Question

At t = 0, a battery is connected to a series arrangement of a resistor and an inductor. If the inductive time constant is 43.4 ms, at what time is the rate at which energy is dissipated in the resistor equal to the rate at which energy is stored in the inductor's magnetic field?

Answer 1

Answer:30.08 ms

Step-by-step explanation:

Given

time Constant
`\tau =43.4 ms =(L)/(R)`

Also rate at which energy is dissipated in the resistor equal to the rate at which energy is stored in inductor's magnetic Field

Energy stored in Inductor is
`U_L=(1)/(2)Li^2`

rate of Energy storing
`(dU_L)/(dt)=(1)/(2)L\cdot 2i* (di)/(dt)----1`

Rate of Energy dissipation from resistor i.e.

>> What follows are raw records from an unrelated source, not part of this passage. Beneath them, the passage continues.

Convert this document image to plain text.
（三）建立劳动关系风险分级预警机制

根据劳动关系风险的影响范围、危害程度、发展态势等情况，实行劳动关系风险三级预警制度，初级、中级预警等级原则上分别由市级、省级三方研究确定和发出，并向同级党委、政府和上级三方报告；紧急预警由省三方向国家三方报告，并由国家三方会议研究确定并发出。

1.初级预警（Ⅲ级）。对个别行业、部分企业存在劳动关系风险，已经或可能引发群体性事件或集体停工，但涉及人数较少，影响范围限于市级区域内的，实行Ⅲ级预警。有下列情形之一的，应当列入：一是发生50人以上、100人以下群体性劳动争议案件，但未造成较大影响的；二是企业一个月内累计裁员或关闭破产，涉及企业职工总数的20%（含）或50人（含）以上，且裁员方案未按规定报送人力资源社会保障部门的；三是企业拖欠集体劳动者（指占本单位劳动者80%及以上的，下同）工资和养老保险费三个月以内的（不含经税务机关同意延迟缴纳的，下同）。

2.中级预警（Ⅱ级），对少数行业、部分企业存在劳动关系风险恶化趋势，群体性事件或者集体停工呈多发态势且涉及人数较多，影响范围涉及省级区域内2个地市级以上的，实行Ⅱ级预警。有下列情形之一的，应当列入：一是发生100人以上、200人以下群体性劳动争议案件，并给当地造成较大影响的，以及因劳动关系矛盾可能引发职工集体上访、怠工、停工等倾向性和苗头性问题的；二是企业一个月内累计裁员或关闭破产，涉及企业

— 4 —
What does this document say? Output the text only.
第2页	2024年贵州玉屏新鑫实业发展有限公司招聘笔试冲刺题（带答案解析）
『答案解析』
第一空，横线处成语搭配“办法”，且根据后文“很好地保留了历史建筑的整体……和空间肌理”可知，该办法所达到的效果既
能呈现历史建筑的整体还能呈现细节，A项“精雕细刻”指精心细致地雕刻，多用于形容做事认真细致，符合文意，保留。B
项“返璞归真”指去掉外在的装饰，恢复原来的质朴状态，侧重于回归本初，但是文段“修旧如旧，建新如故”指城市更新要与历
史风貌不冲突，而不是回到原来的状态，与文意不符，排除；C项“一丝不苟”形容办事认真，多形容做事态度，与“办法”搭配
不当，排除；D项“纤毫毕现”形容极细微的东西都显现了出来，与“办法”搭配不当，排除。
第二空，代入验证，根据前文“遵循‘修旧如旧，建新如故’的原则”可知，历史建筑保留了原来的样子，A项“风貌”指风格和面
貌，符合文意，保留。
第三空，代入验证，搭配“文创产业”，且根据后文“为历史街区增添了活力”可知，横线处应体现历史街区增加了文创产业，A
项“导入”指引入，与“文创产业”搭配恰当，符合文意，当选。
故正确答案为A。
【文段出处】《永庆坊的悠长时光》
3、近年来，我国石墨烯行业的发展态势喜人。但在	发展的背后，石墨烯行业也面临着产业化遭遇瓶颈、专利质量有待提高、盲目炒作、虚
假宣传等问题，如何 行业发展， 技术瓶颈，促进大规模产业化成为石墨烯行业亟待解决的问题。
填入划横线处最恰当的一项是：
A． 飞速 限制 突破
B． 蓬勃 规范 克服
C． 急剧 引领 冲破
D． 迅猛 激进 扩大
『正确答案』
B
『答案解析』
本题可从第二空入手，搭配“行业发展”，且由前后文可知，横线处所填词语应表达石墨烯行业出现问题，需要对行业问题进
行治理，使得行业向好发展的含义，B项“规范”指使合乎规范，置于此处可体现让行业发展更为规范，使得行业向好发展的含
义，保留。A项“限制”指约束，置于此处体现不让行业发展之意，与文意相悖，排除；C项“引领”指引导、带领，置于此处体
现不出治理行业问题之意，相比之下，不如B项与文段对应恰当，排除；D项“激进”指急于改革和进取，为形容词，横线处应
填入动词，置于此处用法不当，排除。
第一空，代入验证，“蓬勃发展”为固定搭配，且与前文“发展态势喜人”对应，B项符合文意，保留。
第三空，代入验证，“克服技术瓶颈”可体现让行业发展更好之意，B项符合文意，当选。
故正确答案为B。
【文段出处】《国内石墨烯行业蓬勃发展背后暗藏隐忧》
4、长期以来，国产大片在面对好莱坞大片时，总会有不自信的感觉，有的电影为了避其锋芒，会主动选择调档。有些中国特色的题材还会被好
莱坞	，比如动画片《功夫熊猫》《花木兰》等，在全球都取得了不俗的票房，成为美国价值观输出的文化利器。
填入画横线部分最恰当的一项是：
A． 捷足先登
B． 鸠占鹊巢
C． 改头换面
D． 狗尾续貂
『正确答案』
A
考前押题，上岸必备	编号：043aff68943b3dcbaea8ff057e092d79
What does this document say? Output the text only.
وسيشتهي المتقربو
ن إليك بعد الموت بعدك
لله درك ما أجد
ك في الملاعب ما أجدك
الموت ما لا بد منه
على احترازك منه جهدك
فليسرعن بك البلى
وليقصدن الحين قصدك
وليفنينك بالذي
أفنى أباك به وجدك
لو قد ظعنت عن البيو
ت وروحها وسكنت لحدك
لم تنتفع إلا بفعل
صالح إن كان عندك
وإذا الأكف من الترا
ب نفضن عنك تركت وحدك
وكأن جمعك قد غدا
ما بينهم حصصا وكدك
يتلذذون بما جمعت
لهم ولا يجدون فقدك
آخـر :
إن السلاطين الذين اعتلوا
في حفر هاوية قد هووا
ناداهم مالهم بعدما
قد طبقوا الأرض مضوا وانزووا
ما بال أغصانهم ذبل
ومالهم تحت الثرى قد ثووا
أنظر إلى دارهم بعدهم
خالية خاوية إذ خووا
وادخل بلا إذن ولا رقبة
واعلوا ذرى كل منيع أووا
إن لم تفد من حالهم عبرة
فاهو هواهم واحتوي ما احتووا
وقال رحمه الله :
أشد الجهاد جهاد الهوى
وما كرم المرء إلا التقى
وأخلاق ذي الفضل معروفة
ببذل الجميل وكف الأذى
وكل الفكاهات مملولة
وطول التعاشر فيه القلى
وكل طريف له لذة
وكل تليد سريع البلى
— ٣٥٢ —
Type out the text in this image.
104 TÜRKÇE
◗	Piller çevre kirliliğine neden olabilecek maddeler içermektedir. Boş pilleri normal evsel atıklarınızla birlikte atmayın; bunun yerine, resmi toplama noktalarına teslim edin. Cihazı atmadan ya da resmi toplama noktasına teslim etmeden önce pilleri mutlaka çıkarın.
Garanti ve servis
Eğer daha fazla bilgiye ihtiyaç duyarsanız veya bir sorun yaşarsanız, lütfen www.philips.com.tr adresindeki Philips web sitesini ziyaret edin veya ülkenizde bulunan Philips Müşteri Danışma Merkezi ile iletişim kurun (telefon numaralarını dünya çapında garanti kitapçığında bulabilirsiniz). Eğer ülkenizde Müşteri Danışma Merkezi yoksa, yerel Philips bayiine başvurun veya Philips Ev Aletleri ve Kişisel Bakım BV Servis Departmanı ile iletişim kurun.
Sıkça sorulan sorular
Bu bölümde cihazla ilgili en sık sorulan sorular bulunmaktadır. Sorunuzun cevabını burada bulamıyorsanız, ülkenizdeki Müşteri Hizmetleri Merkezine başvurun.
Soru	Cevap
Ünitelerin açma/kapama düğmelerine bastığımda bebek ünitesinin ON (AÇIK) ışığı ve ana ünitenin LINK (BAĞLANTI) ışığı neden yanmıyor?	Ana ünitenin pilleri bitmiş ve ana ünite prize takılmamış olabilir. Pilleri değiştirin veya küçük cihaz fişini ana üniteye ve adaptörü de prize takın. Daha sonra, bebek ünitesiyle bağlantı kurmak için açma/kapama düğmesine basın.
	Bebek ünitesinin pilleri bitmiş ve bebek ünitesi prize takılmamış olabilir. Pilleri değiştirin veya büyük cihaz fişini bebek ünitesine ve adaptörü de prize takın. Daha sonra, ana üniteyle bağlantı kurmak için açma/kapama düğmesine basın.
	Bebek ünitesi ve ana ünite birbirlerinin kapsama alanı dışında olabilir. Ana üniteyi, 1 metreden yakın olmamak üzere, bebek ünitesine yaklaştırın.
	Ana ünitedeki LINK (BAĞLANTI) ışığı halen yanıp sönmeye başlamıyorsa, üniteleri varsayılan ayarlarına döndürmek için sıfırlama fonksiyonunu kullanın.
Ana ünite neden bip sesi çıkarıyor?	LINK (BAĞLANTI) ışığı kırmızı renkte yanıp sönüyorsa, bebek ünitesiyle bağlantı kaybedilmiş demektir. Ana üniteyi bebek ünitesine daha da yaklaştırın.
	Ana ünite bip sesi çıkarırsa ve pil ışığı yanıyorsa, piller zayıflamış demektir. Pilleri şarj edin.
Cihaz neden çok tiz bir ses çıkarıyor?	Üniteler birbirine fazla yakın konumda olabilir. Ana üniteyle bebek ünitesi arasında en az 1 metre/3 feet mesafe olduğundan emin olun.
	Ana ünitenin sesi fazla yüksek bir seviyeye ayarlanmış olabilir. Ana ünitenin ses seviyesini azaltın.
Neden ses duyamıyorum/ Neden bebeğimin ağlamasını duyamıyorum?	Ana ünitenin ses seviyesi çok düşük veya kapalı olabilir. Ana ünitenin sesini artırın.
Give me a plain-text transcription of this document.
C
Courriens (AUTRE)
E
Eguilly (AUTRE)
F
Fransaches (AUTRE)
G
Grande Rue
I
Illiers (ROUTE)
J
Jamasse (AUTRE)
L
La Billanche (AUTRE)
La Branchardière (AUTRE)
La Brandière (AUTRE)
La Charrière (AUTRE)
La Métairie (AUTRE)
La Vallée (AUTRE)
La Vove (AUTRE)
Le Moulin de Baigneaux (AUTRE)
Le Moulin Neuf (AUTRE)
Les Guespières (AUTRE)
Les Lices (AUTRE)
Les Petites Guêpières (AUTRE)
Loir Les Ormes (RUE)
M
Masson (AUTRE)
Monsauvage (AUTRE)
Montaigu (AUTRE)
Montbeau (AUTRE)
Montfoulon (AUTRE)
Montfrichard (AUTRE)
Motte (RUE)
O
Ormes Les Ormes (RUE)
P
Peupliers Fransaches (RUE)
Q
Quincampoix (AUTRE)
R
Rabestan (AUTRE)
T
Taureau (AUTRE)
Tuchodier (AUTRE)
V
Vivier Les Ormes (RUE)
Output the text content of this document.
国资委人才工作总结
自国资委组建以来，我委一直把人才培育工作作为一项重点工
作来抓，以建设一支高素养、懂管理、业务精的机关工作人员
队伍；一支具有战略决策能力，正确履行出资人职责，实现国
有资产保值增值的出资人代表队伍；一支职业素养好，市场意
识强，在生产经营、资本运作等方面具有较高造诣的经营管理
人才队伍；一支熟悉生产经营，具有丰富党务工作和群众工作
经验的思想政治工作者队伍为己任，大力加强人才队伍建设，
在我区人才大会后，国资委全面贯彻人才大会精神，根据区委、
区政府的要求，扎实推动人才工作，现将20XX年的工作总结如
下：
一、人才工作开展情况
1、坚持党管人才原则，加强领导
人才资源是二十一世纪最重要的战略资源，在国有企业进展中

Power is given by

`(dU_R)/(dt)=i^2R-----2`

Equating 1 and 2

`Li\cdot (di)/(dt)=i^2R`

`L((di)/(dt))=R(i)-----3`

i is given by
`i=(V)/(R)(1-e^{-(t)/(\tau )})`

`(di)/(dt)=(V)/(L)e^{-(t)/(\tau )}`

substitute the value of
`(di)/(dt)` in 3

`L((V)/(L)e^{-(t)/(\tau )})=R\cdot (V)/(R)(1-e^{-(t)/(\tau )})`

`e^{-(t)/(\tau )}=1-e^{-(t)/(\tau )}`

`2e^{-(t)/(\tau )}=1`

`e^{-(t)/(\tau )}=0.5`

`e^{-(t)/(43.4* 10^(-3))}=0.5`

`(t)/(43.4* 10^(-3))=0.693`

`t=30.08 ms`